In summary, you use it first to understand the language and extract what you need to call the structured APIs and then you feed the response from the structured system back into the prompt so that it generates the response you’re looking for.
Increased Adoption of Vector Indexes
Eric brought up as an architect how do I figure out whether or not I need a dedicated vector database or can I use these things called vector search indexes? Another question may be how do I build a system so that I can help LLM developers be better at their job or more efficient at their job?
Eric thinks that we’re reaching a transition point in which vector databases used to be a Relational Database Management System (RDBMS) for vectors and answering queries associated with vectors.
He is seeing a lot of the lake house platforms and traditional database management systems adopt vector indexes so that developers don’t have to pick the data up and move it to another specific place, vectorize it and store it. Now there are these components of relational database management systems or lake houses that create vectors on top of where the data lives, so on top of delta tables for example. That’s one architectural consideration and it should make architects happy because the heaviest thing in the world to move is data and architects hate doing it.

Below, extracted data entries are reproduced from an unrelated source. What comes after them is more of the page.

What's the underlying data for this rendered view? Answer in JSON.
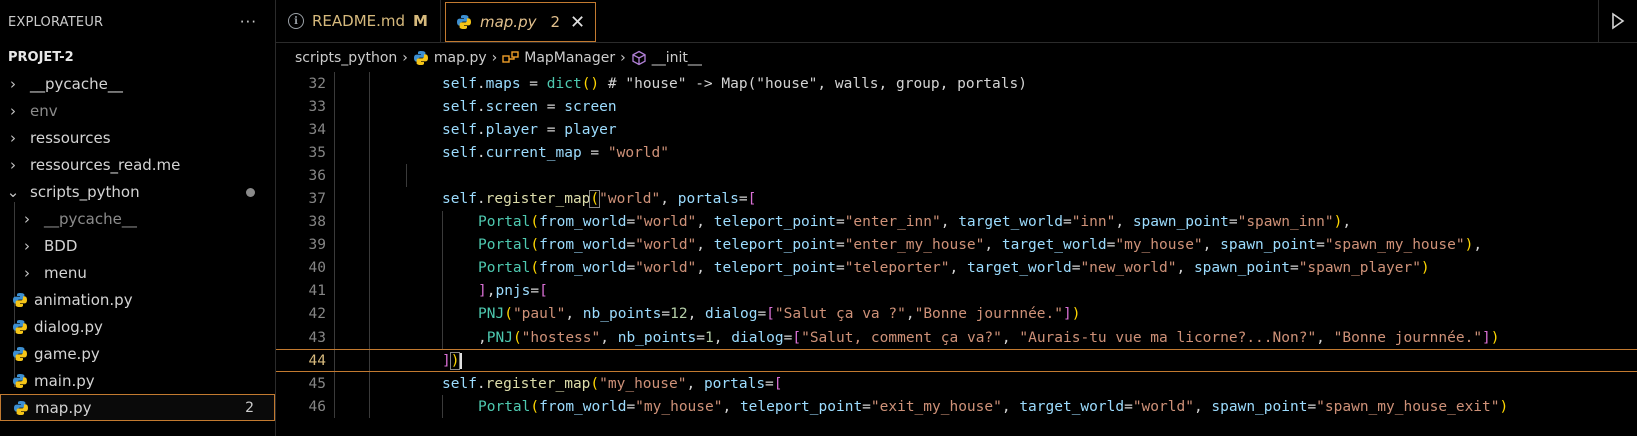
{
  "sidebar": {
    "title": "EXPLORATEUR",
    "more": "···",
    "project": "PROJET-2",
    "items": [
      {
        "name": "__pycache__",
        "type": "folder",
        "level": 0,
        "dim": false
      },
      {
        "name": "env",
        "type": "folder",
        "level": 0,
        "dim": true
      },
      {
        "name": "ressources",
        "type": "folder",
        "level": 0,
        "dim": false
      },
      {
        "name": "ressources_read.me",
        "type": "folder",
        "level": 0,
        "dim": false
      },
      {
        "name": "scripts_python",
        "type": "folder-open",
        "level": 0,
        "dim": false
      },
      {
        "name": "__pycache__",
        "type": "folder",
        "level": 1,
        "dim": true
      },
      {
        "name": "BDD",
        "type": "folder",
        "level": 1,
        "dim": false
      },
      {
        "name": "menu",
        "type": "folder",
        "level": 1,
        "dim": false
      },
      {
        "name": "animation.py",
        "type": "file",
        "level": 1,
        "dim": false
      },
      {
        "name": "dialog.py",
        "type": "file",
        "level": 1,
        "dim": false
      },
      {
        "name": "game.py",
        "type": "file",
        "level": 1,
        "dim": false
      },
      {
        "name": "main.py",
        "type": "file",
        "level": 1,
        "dim": false
      },
      {
        "name": "map.py",
        "type": "file",
        "level": 1,
        "dim": false,
        "badge": "2"
      }
    ]
  },
  "tabs": [
    {
      "label": "README.md",
      "modified": "M"
    },
    {
      "label": "map.py",
      "count": "2",
      "close": "✕"
    }
  ],
  "breadcrumb": {
    "folder": "scripts_python",
    "file": "map.py",
    "cls": "MapManager",
    "method": "__init__"
  },
  "code": {
    "line_numbers": [
      "32",
      "33",
      "34",
      "35",
      "36",
      "37",
      "38",
      "39",
      "40",
      "41",
      "42",
      "43",
      "44",
      "45",
      "46"
    ],
    "current_line": "44"
  },
  "colors": {
    "accent": "#c27a30",
    "modified": "#d7ba7d",
    "python_blue": "#3572A5",
    "python_yellow": "#FFD43B"
  }
}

Architectural Considerations around Vector Databases
The other architectural consideration is how do you actually arrive at the vectorization? Is it an ETL scheme on write operation? Is there logic associated with the vectorization themselves? All of that information is important to consider when you’re trying to create a platform for your organization.
If you’re creating your own foundational models, vectorization and the process by which data becomes vectorized if or embedded becomes very important.
You also have to worry about whether or not you’re allowed to store specific information based on your industry such as in financial services, life sciences, health, all those different things you may need to scan and tokenize your data as well before it goes into the vectorized process.
Another consideration for architects to think about is that although vectorization is a key technique, but we have now seen real data, in this case Microsoft, that vectorization is not necessary alone the answer to the question. Microsoft has seen that a search index plus vectorization is actually faster and more reliable from a response perspective for an open AI system than just the vector or just the query of the index.
When developing a solution, you should be much more flexible in this case where you say, “how am I going to go and get this data?” Sometimes it’s a combination of techniques, not just one technique that will work or be most efficient.
Architecture for Uli is an understanding of the tools that you have and really picking on what it is and ideally not looking for black or white answers as the world is mostly gray and picking the right tools together makes the right answer rather than a singular tool or technique.